Guidance for X-Ray Radiation Use in Research Studies for Non-Healing Arts Purposes
Version date: 1/28/2015
Under Wisconsin law, the Department of Health Services (DHS) is charged with regulating the receipt, use, transfer, possession, ownership or acquisition of sources of radiation. Currently, under DHS regulations pertaining to Radiation Protection, no persons may be exposed to the useful beam except for healing arts purposes and unless such exposure has been authorized by a licensed practitioner of the healing arts [DHS 157.74(2)(f)]. “Healing arts” means a profession concerned with diagnosis and treatment of human maladies, including the practice of medicine, dentistry, osteopathy chiropractic and podiatry [DHS 157.03(155)]. The deliberate exposure of an individual to useful beam radiation without prior examination disclosing a need for an x-ray procedure and prescription for such a study by a practitioner of the healing arts is prohibited absent a variance from DHS [DHS 157.03(156)].
Research studies which expose subjects to x-ray radiation as part of standard clinical imaging or which are therapeutic in nature (i.e. those which present the prospect of direct benefit to subjects), do not presently require a variance from DHS. Additionally, no variance is required if the exposure to radiation is for the purpose of subject safety (e.g. x-ray to rule out metal in the body prior to a research MRI). However, if the research study is non-therapeutic in nature or enrolls healthy volunteers, a variance must be requested. The information to be submitted by investigators proposing to conduct a non-therapeutic research study or using healthy volunteers wherein such subjects will be exposed to x-ray radiation is set forth in Appendix M to Chapter DHS 157.

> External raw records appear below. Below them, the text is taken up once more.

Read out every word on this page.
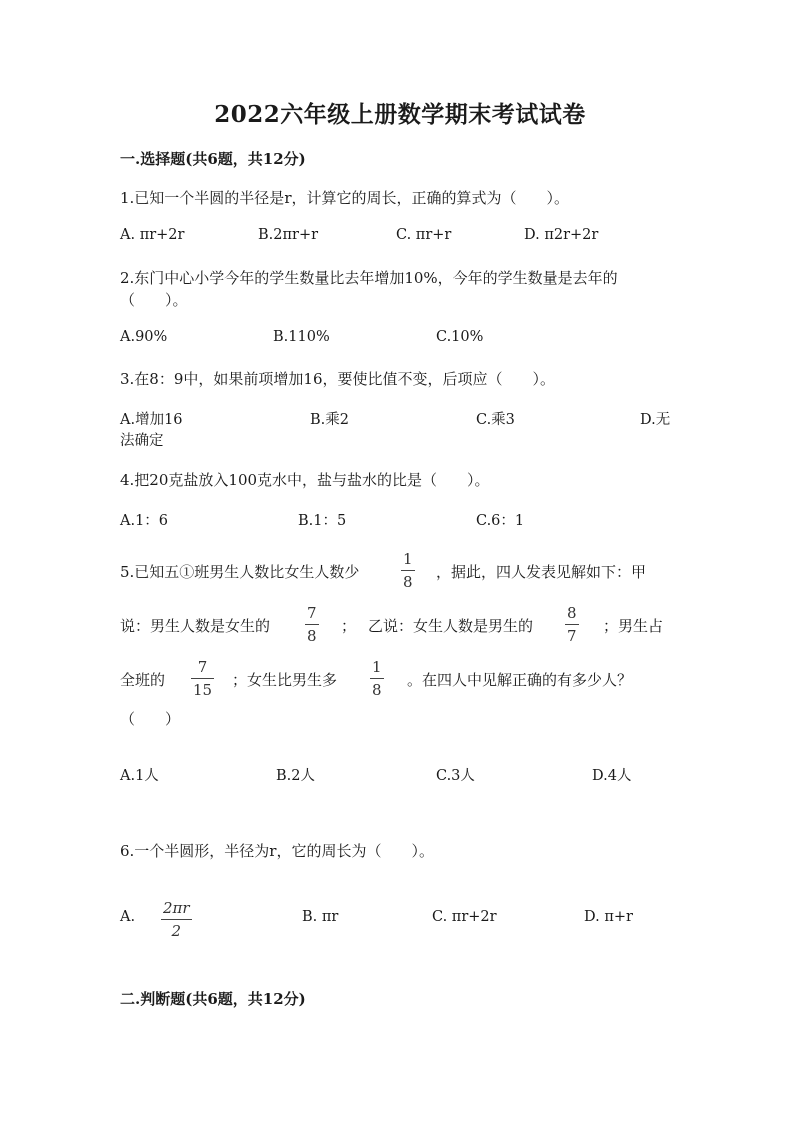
2022六年级上册数学期末考试试卷
一.选择题(共6题，共12分)
1.已知一个半圆的半径是r，计算它的周长，正确的算式为（　　）。
A. πr+2r	B.2πr+r	C. πr+r	D. π2r+2r
2.东门中心小学今年的学生数量比去年增加10%，今年的学生数量是去年的
（　　）。
A.90%	B.110%	C.10%
3.在8：9中，如果前项增加16，要使比值不变，后项应（　　）。
A.增加16	B.乘2	C.乘3	D.无
法确定
4.把20克盐放入100克水中，盐与盐水的比是（　　）。
A.1：6	B.1：5	C.6：1
5.已知五①班男生人数比女生人数少
1
8
，据此，四人发表见解如下：甲
说：男生人数是女生的
7
8
； 乙说：女生人数是男生的
8
7
；男生占
全班的
7
15
；女生比男生多
1
8
。在四人中见解正确的有多少人？
（　　）
A.1人	B.2人	C.3人	D.4人
6.一个半圆形，半径为r，它的周长为（　　）。
A. 2πr
2
B. πr	C. πr+2r	D. π+r
二.判断题(共6题，共12分)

This guidance applies to research studies conducted by University of Wisconsin researchers. VA radiation facilities are not subject to WI state inspections, with all radiation safety related issues at the Madison VA Hospital being handled by federal inspectors and oversight groups. Therefore state radiation safety requirements, and related state DHS variances, do not apply at the Madison VA Hospital. Such studies must comply with VA regulations and undergo radiation safety review as part of the Research and Development Committee review process.
Process for obtaining a variance
Before a variance request may be submitted to DHS, you must have IRB approval in place for your study. Note that IRB approval conditioned upon DHS’s issuance of a variance is acceptable. Upload a request for a variance (providing the information requested in Appendix M) on the Supplemental Information page of the ARROW application. The IRB Office staff have the variance reviewed by a radiology expert familiar with State Law to ensure the accuracy and consistency of the submission. IRB staff will then forward the request for variance and supporting documentation on the study team’s behalf to the appropriate entities. When the variance is issued, the study team should submit a copy of the approved variance to the IRB in ARROW by responding to an administrative hold.

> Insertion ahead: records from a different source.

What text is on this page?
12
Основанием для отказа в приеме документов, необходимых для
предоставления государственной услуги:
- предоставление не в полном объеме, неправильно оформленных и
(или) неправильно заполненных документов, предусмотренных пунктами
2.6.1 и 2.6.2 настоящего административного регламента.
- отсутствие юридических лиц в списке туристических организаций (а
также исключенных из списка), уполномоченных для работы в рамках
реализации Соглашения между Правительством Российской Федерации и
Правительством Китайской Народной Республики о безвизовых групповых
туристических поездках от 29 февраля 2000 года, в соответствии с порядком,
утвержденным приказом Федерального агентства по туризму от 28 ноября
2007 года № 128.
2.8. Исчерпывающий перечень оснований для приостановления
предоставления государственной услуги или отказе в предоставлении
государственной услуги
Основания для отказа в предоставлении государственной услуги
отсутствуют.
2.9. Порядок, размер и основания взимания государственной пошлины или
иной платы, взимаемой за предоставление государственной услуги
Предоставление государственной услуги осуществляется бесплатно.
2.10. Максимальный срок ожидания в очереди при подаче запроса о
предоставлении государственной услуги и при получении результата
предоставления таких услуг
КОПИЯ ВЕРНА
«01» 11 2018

For studies previously approved by the IRB that involve x-ray radiation use for non-healing arts purposes but do not have a variance in place
Submit a copy of the variance request to the IRB via ARROW through an expedited change and select the “Supplemental Approval Only” option on the Change Type Continued page in the change form. A copy of the Appendix M document should be uploaded on the Supplemental Information page of the IRB application. The IRB Office staff will forward the request for variance and supporting documentation on the investigator’s behalf to the appropriate entities. When the variance is issued, the study team will be asked to review it and upload the variance in the IRB application before the IRB approves the change of protocol.

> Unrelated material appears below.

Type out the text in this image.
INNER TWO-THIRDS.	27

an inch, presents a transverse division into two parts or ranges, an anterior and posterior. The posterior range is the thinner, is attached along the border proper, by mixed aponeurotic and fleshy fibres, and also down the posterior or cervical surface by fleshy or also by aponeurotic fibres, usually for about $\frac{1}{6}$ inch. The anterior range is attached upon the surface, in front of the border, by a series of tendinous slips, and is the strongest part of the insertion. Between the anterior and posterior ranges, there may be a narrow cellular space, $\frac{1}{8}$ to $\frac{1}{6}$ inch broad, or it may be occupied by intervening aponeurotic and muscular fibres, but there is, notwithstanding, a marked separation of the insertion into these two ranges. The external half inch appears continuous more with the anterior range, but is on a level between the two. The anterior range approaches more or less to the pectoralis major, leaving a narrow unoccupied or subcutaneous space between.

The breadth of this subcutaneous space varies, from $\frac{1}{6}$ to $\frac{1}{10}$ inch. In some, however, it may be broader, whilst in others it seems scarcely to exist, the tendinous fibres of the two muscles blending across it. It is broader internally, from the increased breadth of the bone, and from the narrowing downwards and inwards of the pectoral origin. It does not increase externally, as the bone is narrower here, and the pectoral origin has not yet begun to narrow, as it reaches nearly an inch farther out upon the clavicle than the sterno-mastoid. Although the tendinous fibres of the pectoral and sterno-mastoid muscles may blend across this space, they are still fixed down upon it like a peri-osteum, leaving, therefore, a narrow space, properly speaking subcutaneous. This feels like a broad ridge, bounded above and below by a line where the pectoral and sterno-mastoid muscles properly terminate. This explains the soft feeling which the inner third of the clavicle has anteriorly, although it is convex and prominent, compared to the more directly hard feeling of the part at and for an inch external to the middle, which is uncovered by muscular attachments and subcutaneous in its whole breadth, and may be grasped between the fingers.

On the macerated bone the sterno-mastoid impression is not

Include the variance request when submitting another change of protocol. The IRB Office staff will forward the request for variance and supporting documentation on the investigator’s behalf to the appropriate entities once the change of protocol has been approved with an administrative hold. When the variance is issued, the study team should submit a copy of the approved variance to the IRB in ARROW by responding to an administrative hold.
For studies previously approved by the IRB that will add or revise procedures requiring a variance
Before a variance request can be submitted to DHS, you must have IRB approval in place for the change of protocol that will add or revise procedures requiring a variance. A copy of the Appendix M document should be uploaded on the Supplemental Information page of the IRB application. If a variance for the study was approved previously, revise the Appendix M document to reflect changes being made to the procedures that require a variance. As described above, the change will be approved with an administrative hold pending approval of the variance.
Note: For studies that use a non-UW IRB (e.g. WIRB or NCI CIRB) as the IRB of record, consult the HS IRBs Reliance Team for additional information.
After the variance has been granted
The study team is responsible for maintaining IRB approval for the duration of the study. DHS requires additional submissions only if study procedures are revised in a way that affects the study’s use of x-ray radiation.